Defective Nuclear Maturation

  • Megaloblastic maturation characterized by disparities between nuclear and cytoplasmic maturation seen in anemias (like vitamin B12 or folate deficiencies).
    • Observable effects include:
    • Nuclear maturation lags behind cytoplasmic maturation due to an impaired capacity to synthesize DNA; interphase and mitotic phases are prolonged.
    • This asynchronous maturation can be misleading as nuclear development appears younger than what the cytoplasmic maturity indicates.

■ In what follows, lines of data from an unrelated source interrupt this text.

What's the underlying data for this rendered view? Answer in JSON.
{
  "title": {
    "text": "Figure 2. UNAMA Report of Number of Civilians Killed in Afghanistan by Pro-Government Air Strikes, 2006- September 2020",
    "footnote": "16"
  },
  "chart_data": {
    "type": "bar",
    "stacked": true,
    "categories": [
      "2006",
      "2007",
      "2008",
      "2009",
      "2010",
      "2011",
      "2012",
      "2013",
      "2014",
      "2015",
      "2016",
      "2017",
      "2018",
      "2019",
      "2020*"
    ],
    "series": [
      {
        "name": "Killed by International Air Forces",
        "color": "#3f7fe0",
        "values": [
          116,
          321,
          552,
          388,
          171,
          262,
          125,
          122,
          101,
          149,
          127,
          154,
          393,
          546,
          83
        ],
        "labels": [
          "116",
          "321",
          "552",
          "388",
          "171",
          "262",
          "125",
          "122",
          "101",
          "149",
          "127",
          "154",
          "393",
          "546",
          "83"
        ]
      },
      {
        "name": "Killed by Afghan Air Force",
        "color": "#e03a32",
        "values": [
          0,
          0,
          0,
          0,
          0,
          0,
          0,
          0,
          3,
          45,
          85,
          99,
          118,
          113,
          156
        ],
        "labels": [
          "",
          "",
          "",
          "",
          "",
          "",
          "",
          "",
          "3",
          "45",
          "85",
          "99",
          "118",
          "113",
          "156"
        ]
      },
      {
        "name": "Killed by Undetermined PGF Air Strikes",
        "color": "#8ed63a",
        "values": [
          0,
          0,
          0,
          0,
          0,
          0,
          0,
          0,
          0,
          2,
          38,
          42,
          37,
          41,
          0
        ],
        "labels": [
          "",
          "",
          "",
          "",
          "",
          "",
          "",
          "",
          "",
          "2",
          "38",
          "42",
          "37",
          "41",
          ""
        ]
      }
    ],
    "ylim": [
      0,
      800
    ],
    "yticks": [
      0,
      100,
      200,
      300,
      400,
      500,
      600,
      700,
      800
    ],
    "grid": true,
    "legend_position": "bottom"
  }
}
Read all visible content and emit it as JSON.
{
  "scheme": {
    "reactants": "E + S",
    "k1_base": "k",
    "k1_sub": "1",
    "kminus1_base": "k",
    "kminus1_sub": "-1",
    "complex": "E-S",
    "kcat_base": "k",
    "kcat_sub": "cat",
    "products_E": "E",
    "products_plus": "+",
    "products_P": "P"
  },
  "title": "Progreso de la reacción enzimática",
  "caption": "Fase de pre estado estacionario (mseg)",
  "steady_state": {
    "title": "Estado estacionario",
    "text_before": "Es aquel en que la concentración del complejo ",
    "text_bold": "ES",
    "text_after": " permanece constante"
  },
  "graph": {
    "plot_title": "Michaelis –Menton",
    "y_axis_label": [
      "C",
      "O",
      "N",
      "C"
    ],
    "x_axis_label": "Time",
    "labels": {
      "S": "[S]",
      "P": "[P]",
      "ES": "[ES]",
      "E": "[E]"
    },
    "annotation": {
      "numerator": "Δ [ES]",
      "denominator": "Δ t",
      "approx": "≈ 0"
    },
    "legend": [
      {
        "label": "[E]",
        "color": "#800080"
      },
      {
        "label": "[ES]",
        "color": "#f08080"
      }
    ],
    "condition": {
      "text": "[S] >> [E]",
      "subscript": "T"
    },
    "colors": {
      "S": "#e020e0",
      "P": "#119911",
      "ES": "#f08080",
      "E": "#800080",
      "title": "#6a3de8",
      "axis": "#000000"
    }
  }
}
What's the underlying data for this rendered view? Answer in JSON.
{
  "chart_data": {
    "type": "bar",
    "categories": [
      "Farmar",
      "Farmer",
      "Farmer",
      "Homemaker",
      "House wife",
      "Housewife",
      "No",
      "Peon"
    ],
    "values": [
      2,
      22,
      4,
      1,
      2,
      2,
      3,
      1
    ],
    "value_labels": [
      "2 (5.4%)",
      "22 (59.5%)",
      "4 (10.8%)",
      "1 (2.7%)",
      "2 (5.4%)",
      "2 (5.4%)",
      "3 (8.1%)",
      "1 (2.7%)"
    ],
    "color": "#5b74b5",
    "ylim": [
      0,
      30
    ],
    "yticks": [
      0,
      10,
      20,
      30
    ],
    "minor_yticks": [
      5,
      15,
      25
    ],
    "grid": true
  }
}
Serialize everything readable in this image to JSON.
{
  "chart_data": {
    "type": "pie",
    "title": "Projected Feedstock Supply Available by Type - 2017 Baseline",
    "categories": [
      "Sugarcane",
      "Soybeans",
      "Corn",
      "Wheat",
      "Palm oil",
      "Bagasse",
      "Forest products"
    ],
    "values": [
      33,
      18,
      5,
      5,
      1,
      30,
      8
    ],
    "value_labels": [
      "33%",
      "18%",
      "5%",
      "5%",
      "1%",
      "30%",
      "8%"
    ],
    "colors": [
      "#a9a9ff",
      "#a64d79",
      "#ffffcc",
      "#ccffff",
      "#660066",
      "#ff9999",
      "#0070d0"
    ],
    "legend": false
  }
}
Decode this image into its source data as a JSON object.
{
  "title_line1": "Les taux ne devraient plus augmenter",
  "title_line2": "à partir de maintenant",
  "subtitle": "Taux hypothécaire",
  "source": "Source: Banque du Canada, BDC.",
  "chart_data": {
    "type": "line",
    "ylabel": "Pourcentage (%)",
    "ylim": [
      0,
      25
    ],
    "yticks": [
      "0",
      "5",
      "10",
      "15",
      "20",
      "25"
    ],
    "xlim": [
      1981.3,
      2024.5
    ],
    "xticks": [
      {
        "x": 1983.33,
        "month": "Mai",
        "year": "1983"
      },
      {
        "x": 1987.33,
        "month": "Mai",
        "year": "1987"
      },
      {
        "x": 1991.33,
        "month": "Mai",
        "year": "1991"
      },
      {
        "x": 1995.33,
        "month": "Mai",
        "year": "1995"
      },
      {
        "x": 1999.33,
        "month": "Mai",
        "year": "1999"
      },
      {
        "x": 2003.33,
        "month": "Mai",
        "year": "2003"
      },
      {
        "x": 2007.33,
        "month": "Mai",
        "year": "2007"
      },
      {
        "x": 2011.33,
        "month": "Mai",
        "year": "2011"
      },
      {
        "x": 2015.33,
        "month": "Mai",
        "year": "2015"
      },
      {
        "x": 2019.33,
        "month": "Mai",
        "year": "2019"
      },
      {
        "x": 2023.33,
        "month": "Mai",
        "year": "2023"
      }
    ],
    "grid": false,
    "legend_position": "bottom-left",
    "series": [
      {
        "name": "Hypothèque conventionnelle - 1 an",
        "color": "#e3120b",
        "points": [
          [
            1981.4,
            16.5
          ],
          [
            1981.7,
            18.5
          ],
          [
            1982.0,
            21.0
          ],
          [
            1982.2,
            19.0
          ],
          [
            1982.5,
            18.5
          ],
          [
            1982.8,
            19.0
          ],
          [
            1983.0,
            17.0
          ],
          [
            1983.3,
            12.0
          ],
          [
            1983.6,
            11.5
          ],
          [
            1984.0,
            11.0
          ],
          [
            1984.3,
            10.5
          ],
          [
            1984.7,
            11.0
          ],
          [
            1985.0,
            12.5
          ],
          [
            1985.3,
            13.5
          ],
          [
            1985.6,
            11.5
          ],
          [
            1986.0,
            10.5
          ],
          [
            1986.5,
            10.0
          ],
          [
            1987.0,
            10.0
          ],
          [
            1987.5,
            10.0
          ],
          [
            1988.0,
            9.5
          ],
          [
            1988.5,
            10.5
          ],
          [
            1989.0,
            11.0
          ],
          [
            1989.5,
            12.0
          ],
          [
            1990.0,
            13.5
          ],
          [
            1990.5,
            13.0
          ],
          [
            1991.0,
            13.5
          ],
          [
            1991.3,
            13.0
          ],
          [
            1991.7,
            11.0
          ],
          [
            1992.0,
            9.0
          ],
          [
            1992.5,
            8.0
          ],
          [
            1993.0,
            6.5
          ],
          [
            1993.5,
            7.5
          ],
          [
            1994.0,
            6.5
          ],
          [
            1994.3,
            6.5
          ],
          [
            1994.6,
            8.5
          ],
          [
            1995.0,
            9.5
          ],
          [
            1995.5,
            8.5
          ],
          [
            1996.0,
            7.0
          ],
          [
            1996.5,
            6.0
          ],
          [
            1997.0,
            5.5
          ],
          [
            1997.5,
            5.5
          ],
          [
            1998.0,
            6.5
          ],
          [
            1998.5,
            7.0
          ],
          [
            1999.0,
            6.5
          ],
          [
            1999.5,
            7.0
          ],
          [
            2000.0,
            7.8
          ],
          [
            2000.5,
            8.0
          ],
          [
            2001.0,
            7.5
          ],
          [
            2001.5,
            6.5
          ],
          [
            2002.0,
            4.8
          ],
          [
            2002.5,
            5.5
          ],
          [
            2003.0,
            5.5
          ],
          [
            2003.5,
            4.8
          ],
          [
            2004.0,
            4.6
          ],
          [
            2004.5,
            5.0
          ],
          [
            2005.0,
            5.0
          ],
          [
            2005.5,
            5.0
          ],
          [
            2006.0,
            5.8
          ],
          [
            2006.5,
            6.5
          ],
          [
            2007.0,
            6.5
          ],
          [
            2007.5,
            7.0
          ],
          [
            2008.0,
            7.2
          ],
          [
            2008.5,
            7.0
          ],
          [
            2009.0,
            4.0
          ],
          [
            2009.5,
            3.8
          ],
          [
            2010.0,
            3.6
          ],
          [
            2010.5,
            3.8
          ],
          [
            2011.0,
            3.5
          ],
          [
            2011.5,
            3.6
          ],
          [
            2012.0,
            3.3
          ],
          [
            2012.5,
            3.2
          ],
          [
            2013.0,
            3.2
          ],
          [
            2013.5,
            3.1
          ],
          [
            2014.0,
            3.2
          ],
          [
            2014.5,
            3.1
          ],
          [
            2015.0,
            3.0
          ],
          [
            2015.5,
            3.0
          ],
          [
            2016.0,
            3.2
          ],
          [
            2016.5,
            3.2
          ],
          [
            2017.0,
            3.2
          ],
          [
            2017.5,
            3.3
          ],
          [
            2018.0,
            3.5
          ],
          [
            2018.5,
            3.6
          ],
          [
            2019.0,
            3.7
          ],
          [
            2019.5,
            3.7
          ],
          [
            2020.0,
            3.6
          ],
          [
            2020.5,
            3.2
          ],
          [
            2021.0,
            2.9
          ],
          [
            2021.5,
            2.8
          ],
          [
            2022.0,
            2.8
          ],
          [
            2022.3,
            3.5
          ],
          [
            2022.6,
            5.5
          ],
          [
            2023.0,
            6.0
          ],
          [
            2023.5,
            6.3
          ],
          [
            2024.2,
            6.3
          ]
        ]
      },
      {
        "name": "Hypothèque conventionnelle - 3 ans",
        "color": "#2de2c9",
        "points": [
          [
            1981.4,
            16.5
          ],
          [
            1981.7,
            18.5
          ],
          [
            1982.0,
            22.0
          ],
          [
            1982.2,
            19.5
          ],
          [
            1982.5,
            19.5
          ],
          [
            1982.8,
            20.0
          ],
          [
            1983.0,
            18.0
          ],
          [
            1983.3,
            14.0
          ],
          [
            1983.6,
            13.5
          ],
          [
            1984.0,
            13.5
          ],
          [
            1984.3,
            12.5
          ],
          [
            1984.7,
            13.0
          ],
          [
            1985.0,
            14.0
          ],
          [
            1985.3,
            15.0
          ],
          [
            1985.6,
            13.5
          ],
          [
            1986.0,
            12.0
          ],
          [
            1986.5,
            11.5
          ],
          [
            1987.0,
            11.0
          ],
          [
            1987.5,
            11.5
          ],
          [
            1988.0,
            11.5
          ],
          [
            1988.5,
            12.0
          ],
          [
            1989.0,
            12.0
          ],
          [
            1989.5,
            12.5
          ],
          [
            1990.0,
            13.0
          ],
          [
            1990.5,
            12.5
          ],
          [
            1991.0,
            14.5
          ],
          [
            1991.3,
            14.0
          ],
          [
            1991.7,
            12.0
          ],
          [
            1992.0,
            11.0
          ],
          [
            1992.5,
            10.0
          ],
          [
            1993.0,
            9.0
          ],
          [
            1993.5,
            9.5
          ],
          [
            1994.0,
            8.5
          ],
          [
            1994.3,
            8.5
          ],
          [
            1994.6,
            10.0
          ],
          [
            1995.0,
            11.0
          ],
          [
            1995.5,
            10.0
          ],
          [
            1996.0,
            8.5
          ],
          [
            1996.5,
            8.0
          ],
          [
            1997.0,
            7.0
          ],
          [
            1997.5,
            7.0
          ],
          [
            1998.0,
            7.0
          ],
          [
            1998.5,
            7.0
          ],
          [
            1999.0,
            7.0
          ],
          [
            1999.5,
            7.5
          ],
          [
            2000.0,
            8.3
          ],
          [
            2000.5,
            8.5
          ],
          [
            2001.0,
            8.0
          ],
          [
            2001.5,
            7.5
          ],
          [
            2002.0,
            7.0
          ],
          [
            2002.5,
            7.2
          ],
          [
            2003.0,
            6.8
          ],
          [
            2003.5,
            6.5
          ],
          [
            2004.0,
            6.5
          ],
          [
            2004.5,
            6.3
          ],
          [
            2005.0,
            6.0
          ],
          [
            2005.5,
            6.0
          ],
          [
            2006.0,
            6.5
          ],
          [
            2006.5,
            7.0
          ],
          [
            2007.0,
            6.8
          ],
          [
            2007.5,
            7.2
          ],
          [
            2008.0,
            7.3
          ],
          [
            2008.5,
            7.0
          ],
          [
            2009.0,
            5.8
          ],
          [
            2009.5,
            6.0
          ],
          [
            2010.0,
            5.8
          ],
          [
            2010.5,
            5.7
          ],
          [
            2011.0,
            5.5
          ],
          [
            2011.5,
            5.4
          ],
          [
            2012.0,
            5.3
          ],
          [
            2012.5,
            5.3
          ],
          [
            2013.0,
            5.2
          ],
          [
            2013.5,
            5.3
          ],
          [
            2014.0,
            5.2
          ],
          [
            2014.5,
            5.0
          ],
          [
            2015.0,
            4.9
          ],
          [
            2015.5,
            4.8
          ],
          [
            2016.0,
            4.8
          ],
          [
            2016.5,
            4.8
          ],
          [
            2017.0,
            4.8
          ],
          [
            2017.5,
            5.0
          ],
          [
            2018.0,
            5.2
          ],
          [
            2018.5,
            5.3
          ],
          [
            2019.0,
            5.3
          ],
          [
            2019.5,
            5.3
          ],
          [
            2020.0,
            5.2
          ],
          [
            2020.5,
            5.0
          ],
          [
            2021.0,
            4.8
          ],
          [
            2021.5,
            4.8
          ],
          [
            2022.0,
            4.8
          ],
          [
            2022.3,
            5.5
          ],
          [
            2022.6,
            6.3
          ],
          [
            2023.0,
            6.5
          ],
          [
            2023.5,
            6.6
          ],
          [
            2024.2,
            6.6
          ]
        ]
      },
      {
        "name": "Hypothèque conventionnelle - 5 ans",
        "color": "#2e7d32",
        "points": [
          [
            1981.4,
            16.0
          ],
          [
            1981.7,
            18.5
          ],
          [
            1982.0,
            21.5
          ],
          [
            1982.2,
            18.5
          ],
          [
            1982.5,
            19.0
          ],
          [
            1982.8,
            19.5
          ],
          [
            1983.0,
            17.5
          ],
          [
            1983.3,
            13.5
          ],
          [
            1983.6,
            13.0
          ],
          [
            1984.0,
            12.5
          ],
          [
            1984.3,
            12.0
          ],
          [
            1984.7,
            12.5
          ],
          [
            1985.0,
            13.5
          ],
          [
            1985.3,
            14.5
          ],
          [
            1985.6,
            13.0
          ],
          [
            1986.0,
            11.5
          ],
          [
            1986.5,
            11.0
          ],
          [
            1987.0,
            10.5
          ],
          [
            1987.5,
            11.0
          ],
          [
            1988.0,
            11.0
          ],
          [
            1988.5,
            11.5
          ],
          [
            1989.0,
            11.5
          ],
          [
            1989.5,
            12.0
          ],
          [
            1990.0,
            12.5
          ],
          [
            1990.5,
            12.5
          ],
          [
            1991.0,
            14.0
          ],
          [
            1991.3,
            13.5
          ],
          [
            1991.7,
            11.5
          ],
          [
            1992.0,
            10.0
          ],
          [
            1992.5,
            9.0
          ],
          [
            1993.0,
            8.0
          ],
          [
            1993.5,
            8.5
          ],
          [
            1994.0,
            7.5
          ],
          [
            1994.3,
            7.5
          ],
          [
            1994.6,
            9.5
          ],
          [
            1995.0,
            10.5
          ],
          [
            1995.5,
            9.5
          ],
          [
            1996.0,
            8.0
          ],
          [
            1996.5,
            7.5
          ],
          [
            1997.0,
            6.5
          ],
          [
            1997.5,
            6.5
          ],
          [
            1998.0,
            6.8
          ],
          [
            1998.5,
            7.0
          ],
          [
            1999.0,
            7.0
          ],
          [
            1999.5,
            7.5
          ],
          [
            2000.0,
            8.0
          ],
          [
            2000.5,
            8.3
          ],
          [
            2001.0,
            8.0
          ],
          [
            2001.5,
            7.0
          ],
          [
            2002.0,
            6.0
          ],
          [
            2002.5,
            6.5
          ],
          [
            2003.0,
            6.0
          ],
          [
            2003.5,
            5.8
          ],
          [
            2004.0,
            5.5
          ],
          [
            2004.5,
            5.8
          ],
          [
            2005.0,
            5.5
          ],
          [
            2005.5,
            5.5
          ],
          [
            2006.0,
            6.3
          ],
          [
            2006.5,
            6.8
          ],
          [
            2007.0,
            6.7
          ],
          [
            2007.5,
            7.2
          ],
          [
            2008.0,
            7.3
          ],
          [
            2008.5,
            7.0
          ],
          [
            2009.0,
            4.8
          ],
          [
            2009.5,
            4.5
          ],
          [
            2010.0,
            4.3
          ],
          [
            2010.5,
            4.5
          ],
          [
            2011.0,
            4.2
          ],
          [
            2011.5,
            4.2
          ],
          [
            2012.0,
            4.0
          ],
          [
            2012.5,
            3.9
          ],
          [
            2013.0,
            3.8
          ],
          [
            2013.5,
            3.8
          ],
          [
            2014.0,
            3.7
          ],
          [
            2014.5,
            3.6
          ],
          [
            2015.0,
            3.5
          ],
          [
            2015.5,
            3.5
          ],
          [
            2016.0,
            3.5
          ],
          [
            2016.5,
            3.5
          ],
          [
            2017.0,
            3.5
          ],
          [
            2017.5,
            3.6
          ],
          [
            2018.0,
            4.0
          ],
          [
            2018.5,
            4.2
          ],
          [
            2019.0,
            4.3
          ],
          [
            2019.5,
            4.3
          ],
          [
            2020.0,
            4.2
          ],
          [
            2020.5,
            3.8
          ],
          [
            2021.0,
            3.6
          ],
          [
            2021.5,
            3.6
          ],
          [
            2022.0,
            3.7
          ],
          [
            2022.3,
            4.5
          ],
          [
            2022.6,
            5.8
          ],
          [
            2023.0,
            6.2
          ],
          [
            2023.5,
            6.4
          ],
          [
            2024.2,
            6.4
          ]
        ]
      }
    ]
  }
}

Metabolic Activities of Erythrocytes

General Metabolic Characteristics

  • Mature erythrocytes lack a nucleus and organelles but can survive in the blood for about 120 days.
  • Limited metabolism of fatty acids and amino acids due to the absence of mitochondria.
  • Energy is primarily derived from anaerobic glycolysis via the Embden-Meyerhof-Parnas pathway, with additional support from:
    • Hexose monophosphate shunt
    • Methemoglobin reductase pathway
    • Luebering-Rapoport pathway

Membrane Characteristics of Erythrocytes

Aging and Membrane Stability

  • Changes in cell membrane properties can be monitored through:
    • Plasma membrane calcium (PMCA) and glycated hemoglobin (Hgb A1C).
      • PMCA strength decreases as the RBC ages.
      • Hgb A1C levels rise with age, leading to membrane densification contributing to instability in senescent RBCs.

Erythrocytic Enzyme Deficiencies

  • Two common enzyme deficiencies that affect the Embden-Meyerhof-Parnas pathway include:
    • Glucose-6-Phosphate Dehydrogenase (G6PD)
    • Function: Converts glucose-6-phosphate (G6P) to 6-phosphogluconate (6PG).
    • Pyruvate Kinase (PK)
    • Function: Converts pyruvate (pyruvic acid) to lactic acid.